When I was a young teen, I was suicidal one day, and a girl in my head talked to me and helped me realize I needed to live. Her name is Versa (as in vice-versa). She's the part of me that moves when I need to move, I grew up in a violent environment and so I think she's where my survival instincts live, me as I normally am, I don't protect myself well. She kind of faded but I gave her the names for my female avatars in games and such over the years, just to honor her. Fastforward, in my 20s I meet a girl I really like, and that lasts 10 years. We got married and everything. I'm newly divorced now, but during the marriage, I started writing. I've always been a creative person and I used to write fanfiction, but original work was hard. But I started, and at some point I realized that my writing was trying to tell me something important about the relationship.
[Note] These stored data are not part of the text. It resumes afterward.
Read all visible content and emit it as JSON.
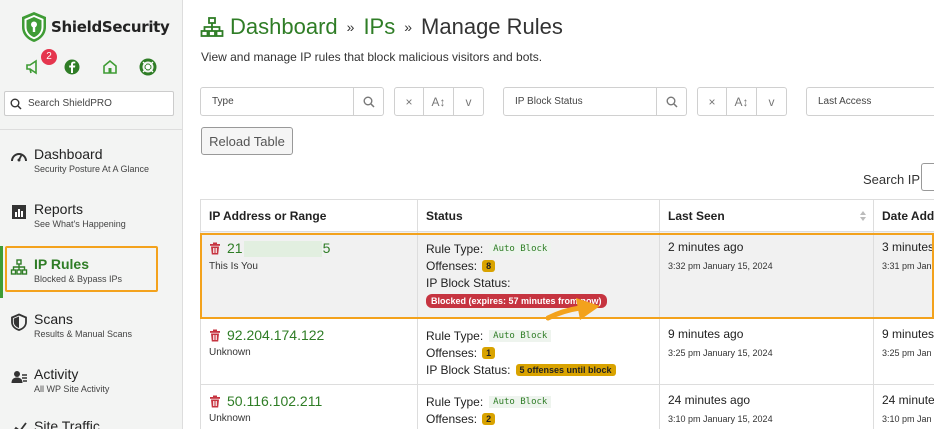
{
  "brand": {
    "name": "ShieldSecurity",
    "accent": "#3f9c35",
    "highlight": "#f3a21c"
  },
  "sidebar": {
    "notification_count": "2",
    "icons": [
      "megaphone-icon",
      "facebook-icon",
      "home-icon",
      "support-icon"
    ],
    "search_label": "Search ShieldPRO",
    "items": [
      {
        "title": "Dashboard",
        "subtitle": "Security Posture At A Glance",
        "icon": "gauge-icon"
      },
      {
        "title": "Reports",
        "subtitle": "See What's Happening",
        "icon": "report-icon"
      },
      {
        "title": "IP Rules",
        "subtitle": "Blocked & Bypass IPs",
        "icon": "network-icon",
        "active": true
      },
      {
        "title": "Scans",
        "subtitle": "Results & Manual Scans",
        "icon": "shield-icon"
      },
      {
        "title": "Activity",
        "subtitle": "All WP Site Activity",
        "icon": "users-icon"
      },
      {
        "title": "Site Traffic",
        "subtitle": "",
        "icon": "traffic-icon"
      }
    ]
  },
  "header": {
    "breadcrumb": [
      "Dashboard",
      "IPs",
      "Manage Rules"
    ],
    "separator": "»",
    "description": "View and manage IP rules that block malicious visitors and bots."
  },
  "filters": [
    {
      "placeholder": "Type"
    },
    {
      "placeholder": "IP Block Status"
    },
    {
      "placeholder": "Last Access"
    }
  ],
  "filter_buttons": {
    "clear": "×",
    "sort": "A↕",
    "toggle": "v"
  },
  "reload_label": "Reload Table",
  "search_ip_label": "Search IP",
  "table": {
    "headers": [
      "IP Address or Range",
      "Status",
      "Last Seen",
      "Date Add"
    ],
    "labels": {
      "rule_type": "Rule Type:",
      "offenses": "Offenses:",
      "block_status": "IP Block Status:"
    },
    "rows": [
      {
        "ip_prefix": "21",
        "ip_suffix": "5",
        "note": "This Is You",
        "rule_type": "Auto Block",
        "offenses": "8",
        "block_status": "Blocked (expires: 57 minutes from now)",
        "last_seen": "2 minutes ago",
        "last_seen_date": "3:32 pm January 15, 2024",
        "date_added": "3 minutes",
        "date_added_date": "3:31 pm Jan"
      },
      {
        "ip": "92.204.174.122",
        "note": "Unknown",
        "rule_type": "Auto Block",
        "offenses": "1",
        "block_status": "5 offenses until block",
        "last_seen": "9 minutes ago",
        "last_seen_date": "3:25 pm January 15, 2024",
        "date_added": "9 minutes",
        "date_added_date": "3:25 pm Jan"
      },
      {
        "ip": "50.116.102.211",
        "note": "Unknown",
        "rule_type": "Auto Block",
        "offenses": "2",
        "last_seen": "24 minutes ago",
        "last_seen_date": "3:10 pm January 15, 2024",
        "date_added": "24 minutes",
        "date_added_date": "3:10 pm Jan"
      }
    ]
  }
}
That it wasn't healthy for me. And as I wrote more and tried to isolate this part of myself that was telling me this, I found Versa again. I have certain things I can do now to call her up, it's not like she's here all the time. But essentially, "me" as I am normally had habits that were self-erasing. And the more I called up Versa, the more she would challenge me on those things. I have a writing friend who interacts with her as well, we've gotten close in the recent months. And in that space, Versa is visible to her too. And I went to her and asked her something I was struggling with, and she essentially talked to Versa in such a way that I was forced to acknowledge a deep inconsistency in my behavior. And after that happened, I kind of felt like a whole person. I've given myself a new name, and who I am now feels like I've integrated Versa, or I'm at least holding her as I move through life.
I'm just coming here because I was telling someone and they said it sounded like an anima thing and I wanted to know if that's true and what... idk. I'm new to talking about this. I'm going to be going to therapy later this month to work on it.